Effects of pipeline blast just beginning to reach NC
Posted November 2, 2016
Raleigh, N.C. — A fire sparked by a huge explosion on a major gasoline pipeline continued burning Wednesday, two days after the fatal blast killed one person in Alabama. Nearly 48 hours after the blast, the effects of the breach are just beginning to reach North Carolina.
The average price of gas in North Carolina remained steady at $2.17 a gallon, but some people are not taking a risk.
"I don't want to be searching like I was last time," Evan Mullinix said.
In September, the Colonial Pipeline leaked 252,000 to 336,000 gallons of gasoline and led to dry fuel pumps and price spikes in several Southern states — for days, in some cases.
"I had to miss work last time.
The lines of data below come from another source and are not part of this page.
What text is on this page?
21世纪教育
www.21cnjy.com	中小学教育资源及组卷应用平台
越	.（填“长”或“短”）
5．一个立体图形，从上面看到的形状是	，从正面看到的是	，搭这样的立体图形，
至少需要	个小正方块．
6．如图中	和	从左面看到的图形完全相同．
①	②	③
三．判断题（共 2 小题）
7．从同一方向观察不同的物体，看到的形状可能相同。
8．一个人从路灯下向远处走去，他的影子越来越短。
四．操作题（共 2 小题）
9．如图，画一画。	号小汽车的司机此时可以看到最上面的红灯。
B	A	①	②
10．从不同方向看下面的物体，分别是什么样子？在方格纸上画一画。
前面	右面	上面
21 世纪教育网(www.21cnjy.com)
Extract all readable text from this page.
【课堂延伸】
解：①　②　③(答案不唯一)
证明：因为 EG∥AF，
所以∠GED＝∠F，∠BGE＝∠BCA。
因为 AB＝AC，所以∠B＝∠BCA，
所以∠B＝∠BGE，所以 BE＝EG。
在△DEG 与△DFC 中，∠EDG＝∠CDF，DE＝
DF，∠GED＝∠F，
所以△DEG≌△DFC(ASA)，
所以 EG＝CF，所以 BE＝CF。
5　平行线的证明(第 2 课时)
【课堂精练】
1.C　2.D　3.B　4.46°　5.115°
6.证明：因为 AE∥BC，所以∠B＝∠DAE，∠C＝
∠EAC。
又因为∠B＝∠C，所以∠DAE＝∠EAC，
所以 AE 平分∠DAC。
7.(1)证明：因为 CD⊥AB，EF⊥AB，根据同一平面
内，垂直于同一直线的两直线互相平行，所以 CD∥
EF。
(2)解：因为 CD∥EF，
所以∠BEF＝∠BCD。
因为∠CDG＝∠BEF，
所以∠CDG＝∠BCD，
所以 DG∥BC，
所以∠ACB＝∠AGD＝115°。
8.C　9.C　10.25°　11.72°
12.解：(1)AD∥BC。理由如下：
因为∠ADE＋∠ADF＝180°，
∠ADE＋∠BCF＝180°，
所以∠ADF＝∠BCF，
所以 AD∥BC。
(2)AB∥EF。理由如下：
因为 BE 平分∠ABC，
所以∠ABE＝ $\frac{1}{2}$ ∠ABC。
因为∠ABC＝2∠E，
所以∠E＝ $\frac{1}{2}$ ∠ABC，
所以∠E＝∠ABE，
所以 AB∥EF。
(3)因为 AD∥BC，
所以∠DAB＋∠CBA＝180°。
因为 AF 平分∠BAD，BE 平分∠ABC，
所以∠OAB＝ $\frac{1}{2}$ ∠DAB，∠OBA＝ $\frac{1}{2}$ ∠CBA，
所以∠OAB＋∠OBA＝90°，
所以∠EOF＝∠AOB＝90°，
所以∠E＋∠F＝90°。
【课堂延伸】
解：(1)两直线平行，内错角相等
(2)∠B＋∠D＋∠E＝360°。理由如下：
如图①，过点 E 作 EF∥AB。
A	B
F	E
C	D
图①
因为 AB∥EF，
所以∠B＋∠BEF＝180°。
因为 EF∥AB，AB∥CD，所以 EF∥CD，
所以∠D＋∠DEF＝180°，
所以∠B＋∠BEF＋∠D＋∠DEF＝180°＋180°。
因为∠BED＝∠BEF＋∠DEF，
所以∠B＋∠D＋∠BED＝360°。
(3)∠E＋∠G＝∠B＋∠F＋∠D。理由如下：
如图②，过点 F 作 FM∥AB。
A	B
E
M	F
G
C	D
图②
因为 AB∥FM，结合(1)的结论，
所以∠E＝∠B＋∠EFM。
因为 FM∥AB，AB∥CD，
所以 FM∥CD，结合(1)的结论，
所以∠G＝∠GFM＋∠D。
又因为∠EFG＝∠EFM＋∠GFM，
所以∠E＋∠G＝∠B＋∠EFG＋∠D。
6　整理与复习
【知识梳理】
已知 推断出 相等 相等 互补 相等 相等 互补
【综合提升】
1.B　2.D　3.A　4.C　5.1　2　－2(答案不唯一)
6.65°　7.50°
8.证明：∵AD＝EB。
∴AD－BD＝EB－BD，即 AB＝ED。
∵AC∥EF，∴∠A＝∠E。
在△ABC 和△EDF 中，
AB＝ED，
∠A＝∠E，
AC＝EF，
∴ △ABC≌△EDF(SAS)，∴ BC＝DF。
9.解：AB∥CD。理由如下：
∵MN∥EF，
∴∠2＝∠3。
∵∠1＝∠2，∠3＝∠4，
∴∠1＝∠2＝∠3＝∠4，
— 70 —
I wasn't able to get in," Mullinix said.
Steve Byers, owner of a Grocery Boy Junior, said he has plenty of gas for drivers.
"Hopefully it won't get out here where I have to referee at the pumps like last time," he said.
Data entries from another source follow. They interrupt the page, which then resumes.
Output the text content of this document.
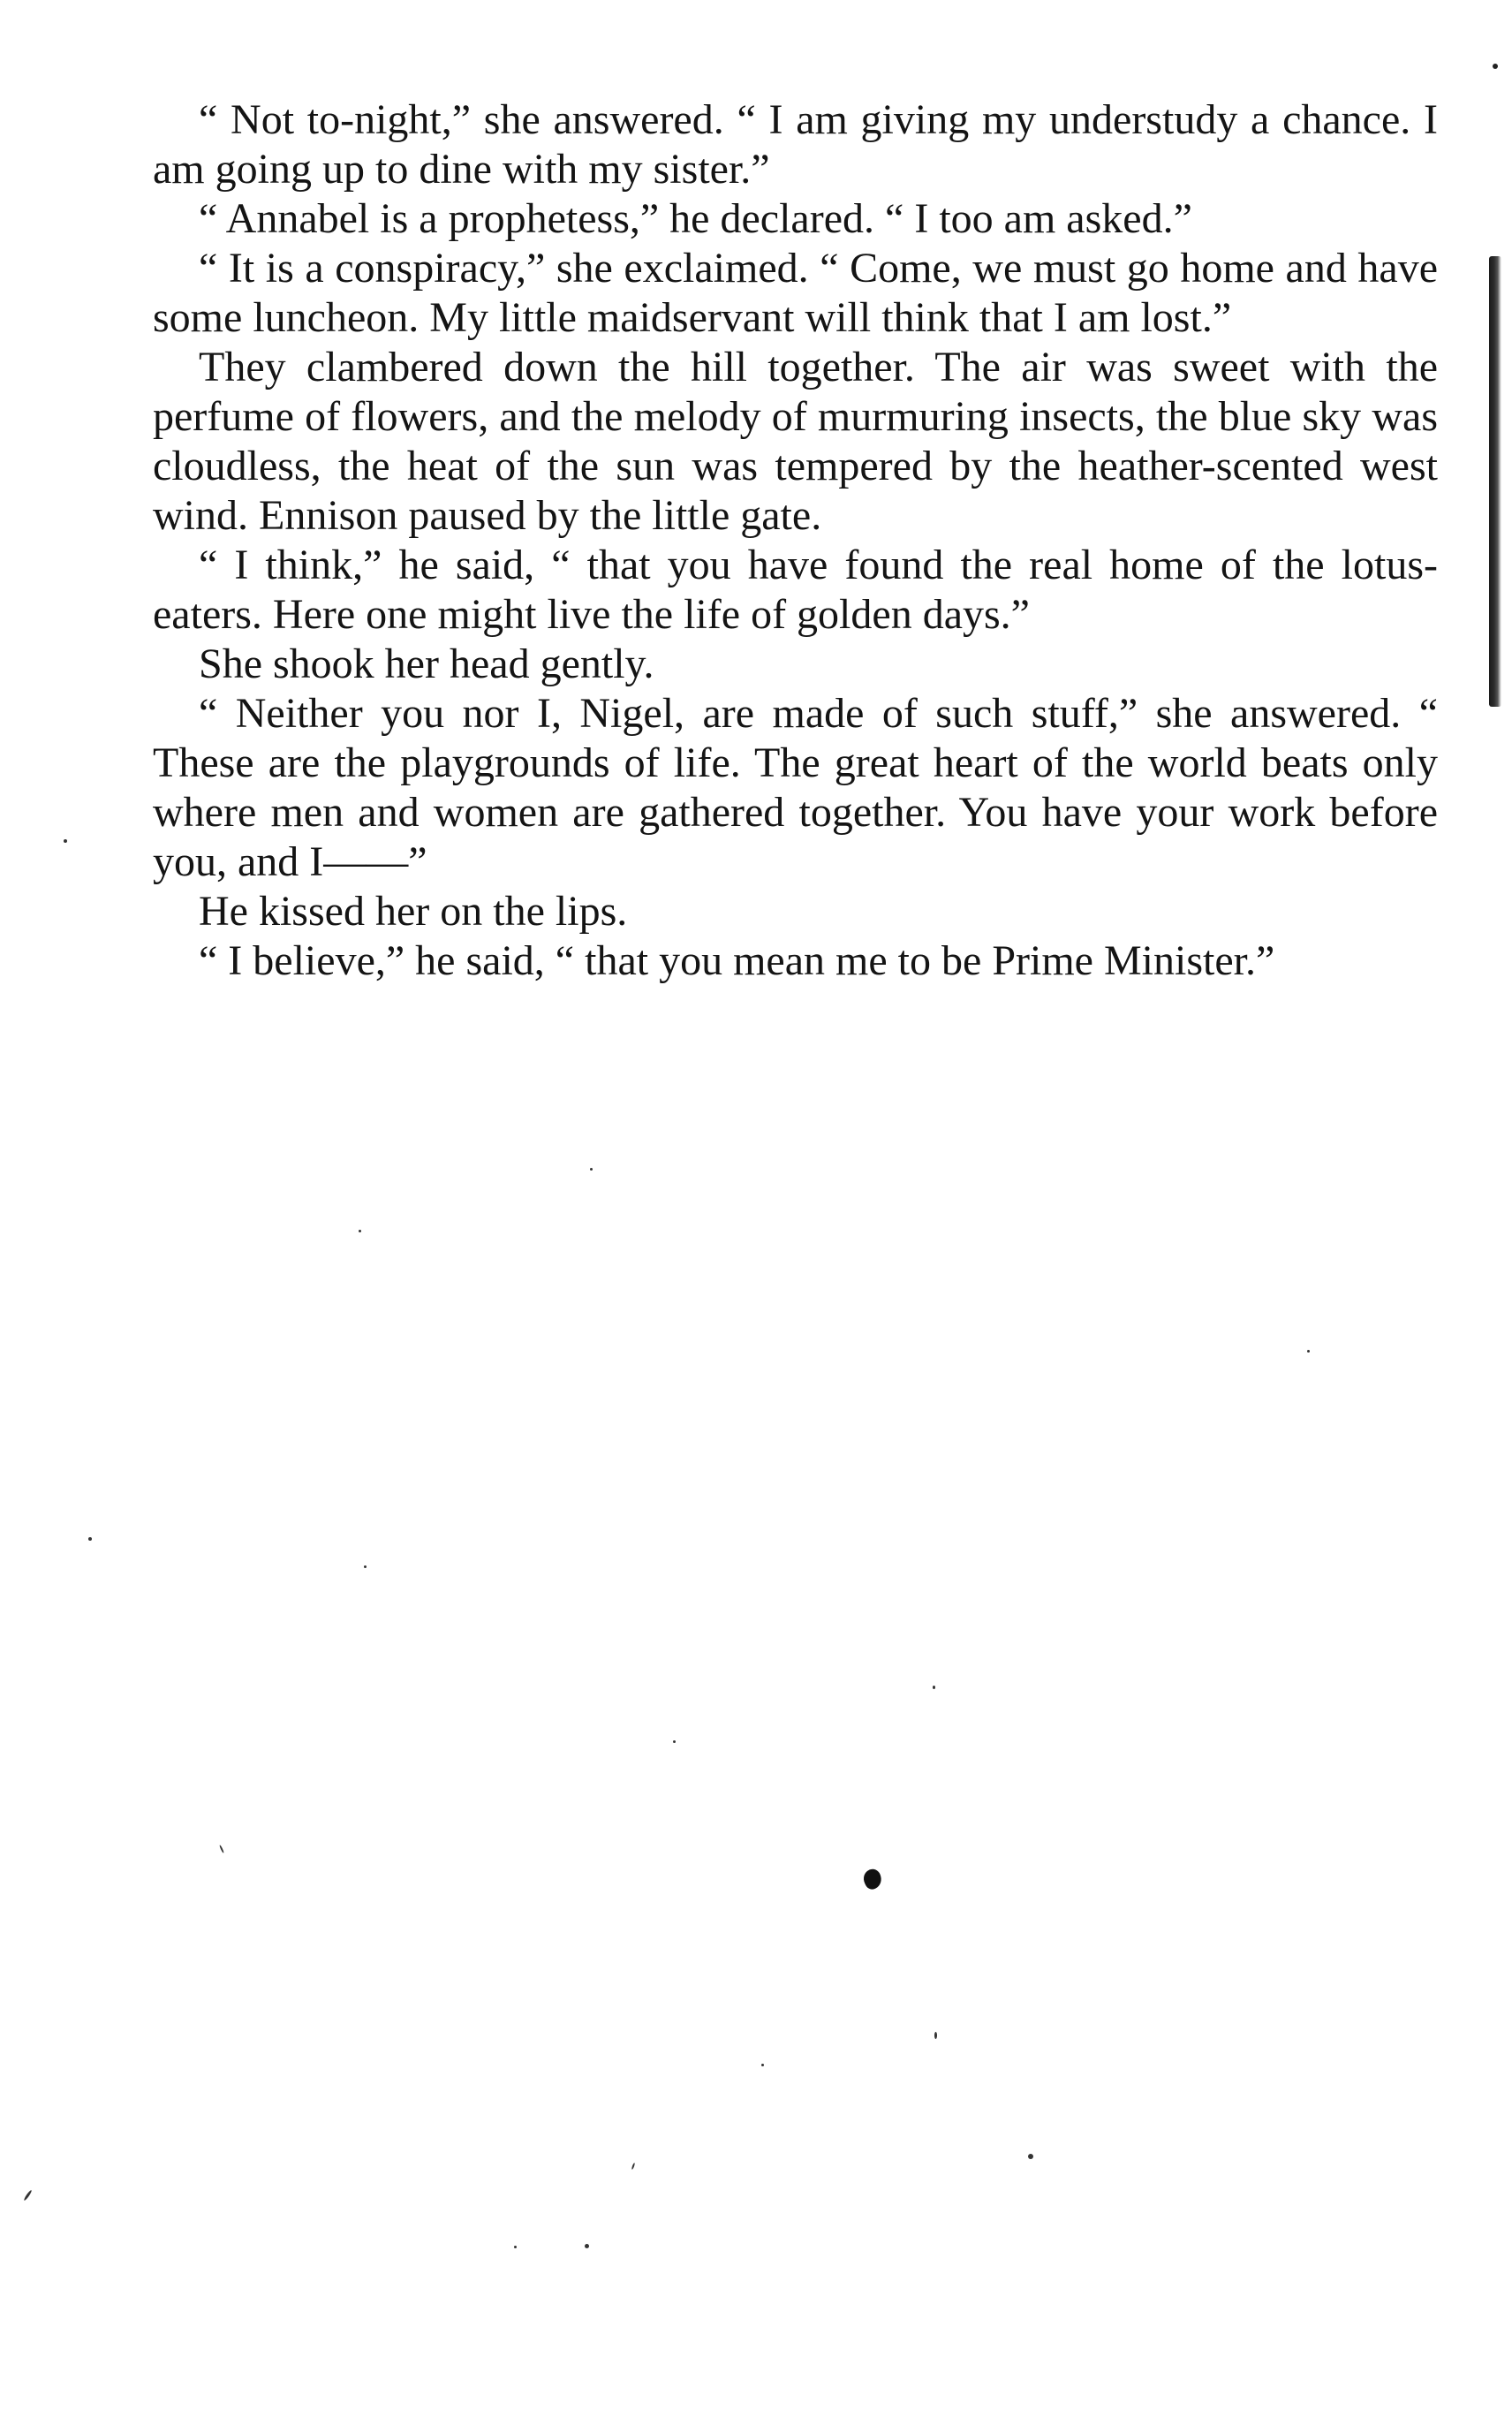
“ Not to-night,” she answered. “ I am giving my understudy a chance. I am going up to dine with my sister.”

“ Annabel is a prophetess,” he declared. “ I too am asked.”

“ It is a conspiracy,” she exclaimed. “ Come, we must go home and have some luncheon. My little maidservant will think that I am lost.”

They clambered down the hill together. The air was sweet with the perfume of flowers, and the melody of murmuring insects, the blue sky was cloudless, the heat of the sun was tempered by the heather-scented west wind. Ennison paused by the little gate.

“ I think,” he said, “ that you have found the real home of the lotus-eaters. Here one might live the life of golden days.”

She shook her head gently.

“ Neither you nor I, Nigel, are made of such stuff,” she answered. “ These are the playgrounds of life. The great heart of the world beats only where men and women are gathered together. You have your work before you, and I——”

He kissed her on the lips.

“ I believe,” he said, “ that you mean me to be Prime Minister.”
On Tuesday, Gov. Pat McCrory urged drivers not to panic.
"We're walking a fine line in providing accurate information and making sure that information doesn't put an undue burden on the natural supply and demand issues of gas," he said.
North Carolina Republicans urged their supporters to vote early and avoid any gas-related disruptions on Election Day, but Georgia Gov. Nathan Deal urged people to stick with normal fuel usage rather than stocking up and causing a spike in demand.
Meanwhile, U.S. House Democrats asked for an investigation of Colonial Pipeline. Five ranking members of panels dealing with energy, transportation, infrastructure, pipelines and investigations released a letter to Transportation Secretary Anthony Fox seeking the review.
The House members cited the deadly explosion earlier this week and a large spill in September just a few miles away. The company said the pipeline exploded as a nine-person crew was attempting to make a temporary repair that would allow for a permanent repair to the area where the spill occurred.
The letter also mentioned smaller spills in 2015 in North Carolina and Virginia, where several thousand gallons of petroleum product spilled.
A statement by Colonial said it takes accidents seriously and already is cooperating with investigators.
"We have robust system integrity, inspection and maintenance programs that meet or exceed all federal regulatory requirements," the statement said.
The damaged pipeline, which runs from the Gulf Coast to New York City, provides almost 40 percent of the region's gasoline and usually operates at or near full capacity. Combined with a nearby pipeline for diesel and aviation fuel, the two lines carry more than 2 million barrels of fuel daily.